Consider the contrast between these two journal entries:

May 18, 2004
I do not remember exactly when my fixation with twilight began. The waning light of day and the lowered tone of the wind have such cathartic effects on me. It is perhaps my brooding nature and melancholic proclivities that find an affinity with this time of day, when everything mellows down to a quietness which calms even the most fiery of souls. The equilibrium between light and dark fills me with a sense of reflection. Dusk finds me in my most pensive state.

July 20, 2005
The rain is falling and it is awfully dark outside. It’s two fortyin the afternoon and yet it seems like twilight. There is a congruence to the words twilight and gloom.
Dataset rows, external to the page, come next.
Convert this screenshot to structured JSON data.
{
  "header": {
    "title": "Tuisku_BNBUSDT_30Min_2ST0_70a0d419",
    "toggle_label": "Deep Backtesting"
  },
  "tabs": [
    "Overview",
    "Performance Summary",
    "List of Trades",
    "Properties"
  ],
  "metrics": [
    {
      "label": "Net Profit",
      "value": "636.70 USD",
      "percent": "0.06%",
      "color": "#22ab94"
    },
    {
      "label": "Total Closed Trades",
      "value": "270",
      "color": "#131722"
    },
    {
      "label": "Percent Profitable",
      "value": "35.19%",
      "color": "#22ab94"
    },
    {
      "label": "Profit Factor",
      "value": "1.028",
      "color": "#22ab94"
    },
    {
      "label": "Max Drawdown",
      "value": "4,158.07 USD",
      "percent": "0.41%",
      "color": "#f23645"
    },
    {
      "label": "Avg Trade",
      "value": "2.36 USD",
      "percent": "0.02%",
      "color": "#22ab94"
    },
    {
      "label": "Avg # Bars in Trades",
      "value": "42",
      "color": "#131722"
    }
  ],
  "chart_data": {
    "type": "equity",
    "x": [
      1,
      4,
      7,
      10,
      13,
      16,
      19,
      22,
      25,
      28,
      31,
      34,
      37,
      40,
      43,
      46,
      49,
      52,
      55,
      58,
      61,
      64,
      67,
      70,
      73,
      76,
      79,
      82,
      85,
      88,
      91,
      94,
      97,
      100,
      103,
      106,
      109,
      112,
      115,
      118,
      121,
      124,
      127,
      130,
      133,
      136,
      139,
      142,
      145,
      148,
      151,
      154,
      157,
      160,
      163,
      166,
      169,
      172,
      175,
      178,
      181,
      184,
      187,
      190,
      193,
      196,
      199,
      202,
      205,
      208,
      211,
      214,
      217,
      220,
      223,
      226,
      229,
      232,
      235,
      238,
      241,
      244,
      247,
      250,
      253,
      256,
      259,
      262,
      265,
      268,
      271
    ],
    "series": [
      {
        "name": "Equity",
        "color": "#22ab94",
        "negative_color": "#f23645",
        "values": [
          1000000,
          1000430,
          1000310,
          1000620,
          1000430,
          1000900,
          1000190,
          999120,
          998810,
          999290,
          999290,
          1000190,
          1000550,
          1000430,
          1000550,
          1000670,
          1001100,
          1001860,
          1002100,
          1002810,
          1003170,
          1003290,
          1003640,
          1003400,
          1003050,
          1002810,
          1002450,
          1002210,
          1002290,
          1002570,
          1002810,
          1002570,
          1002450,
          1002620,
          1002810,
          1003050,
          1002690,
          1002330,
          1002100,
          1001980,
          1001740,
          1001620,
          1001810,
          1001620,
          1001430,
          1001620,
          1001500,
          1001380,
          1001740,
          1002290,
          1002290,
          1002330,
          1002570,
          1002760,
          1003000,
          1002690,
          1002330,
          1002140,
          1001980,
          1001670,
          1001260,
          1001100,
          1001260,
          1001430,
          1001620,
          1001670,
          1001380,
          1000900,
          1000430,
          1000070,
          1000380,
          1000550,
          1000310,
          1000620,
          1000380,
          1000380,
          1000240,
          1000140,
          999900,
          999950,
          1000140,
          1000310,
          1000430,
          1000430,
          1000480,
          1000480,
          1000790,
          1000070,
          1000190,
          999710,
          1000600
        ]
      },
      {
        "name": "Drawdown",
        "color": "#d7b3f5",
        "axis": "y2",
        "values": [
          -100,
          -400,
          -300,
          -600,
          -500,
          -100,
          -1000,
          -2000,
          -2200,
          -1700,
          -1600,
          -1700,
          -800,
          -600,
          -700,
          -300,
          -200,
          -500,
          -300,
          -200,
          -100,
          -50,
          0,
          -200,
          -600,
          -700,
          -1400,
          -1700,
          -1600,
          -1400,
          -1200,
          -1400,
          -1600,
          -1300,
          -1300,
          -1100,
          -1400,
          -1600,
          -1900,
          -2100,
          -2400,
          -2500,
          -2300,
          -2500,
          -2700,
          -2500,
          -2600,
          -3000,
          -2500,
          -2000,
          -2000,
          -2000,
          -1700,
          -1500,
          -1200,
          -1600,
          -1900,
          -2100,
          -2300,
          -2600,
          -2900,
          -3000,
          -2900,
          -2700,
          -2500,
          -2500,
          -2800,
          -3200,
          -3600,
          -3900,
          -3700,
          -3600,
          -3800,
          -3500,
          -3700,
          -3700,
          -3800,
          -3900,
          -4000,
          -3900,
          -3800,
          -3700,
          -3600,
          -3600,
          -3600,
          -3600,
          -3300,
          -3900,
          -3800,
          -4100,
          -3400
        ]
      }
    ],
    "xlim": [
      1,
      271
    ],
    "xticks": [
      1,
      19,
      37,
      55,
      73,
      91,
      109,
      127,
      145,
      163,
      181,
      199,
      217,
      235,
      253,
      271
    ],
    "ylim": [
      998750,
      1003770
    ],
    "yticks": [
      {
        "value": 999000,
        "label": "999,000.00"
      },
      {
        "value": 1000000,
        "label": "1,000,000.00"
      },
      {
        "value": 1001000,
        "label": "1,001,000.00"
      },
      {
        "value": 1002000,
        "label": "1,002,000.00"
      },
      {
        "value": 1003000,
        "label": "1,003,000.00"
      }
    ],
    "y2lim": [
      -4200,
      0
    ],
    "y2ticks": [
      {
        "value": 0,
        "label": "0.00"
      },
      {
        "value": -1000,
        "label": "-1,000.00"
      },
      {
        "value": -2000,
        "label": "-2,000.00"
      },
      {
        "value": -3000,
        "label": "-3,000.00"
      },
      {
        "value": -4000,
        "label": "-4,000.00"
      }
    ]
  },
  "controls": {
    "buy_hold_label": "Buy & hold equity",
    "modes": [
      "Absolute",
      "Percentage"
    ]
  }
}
Loneliness is a terrible thing. It makes the soul shrink unto itself, like there’s nowhere else to go except inwards, and one does not know what one will find there. Lonely. There is a sense of finality in the letters, as if there is nothing in between them, not even shadows. Just nothing.
Nothing.
The word sadness is altogether different. It seems incredibly mundane, when placed beside loneliness. Sadness is something temporary, like a thunderstorm on a summer’s day; one is sure it will go away, even as one basks in the middle of it.
But loneliness. It is twilight, and then the darkness that comes after twilight. It goes away, but is certain to come back. Daylight obscures it, but only for so long.
It is part of, if not the, landscape.
Loneliness, I have to confess, has become one of my favorite words.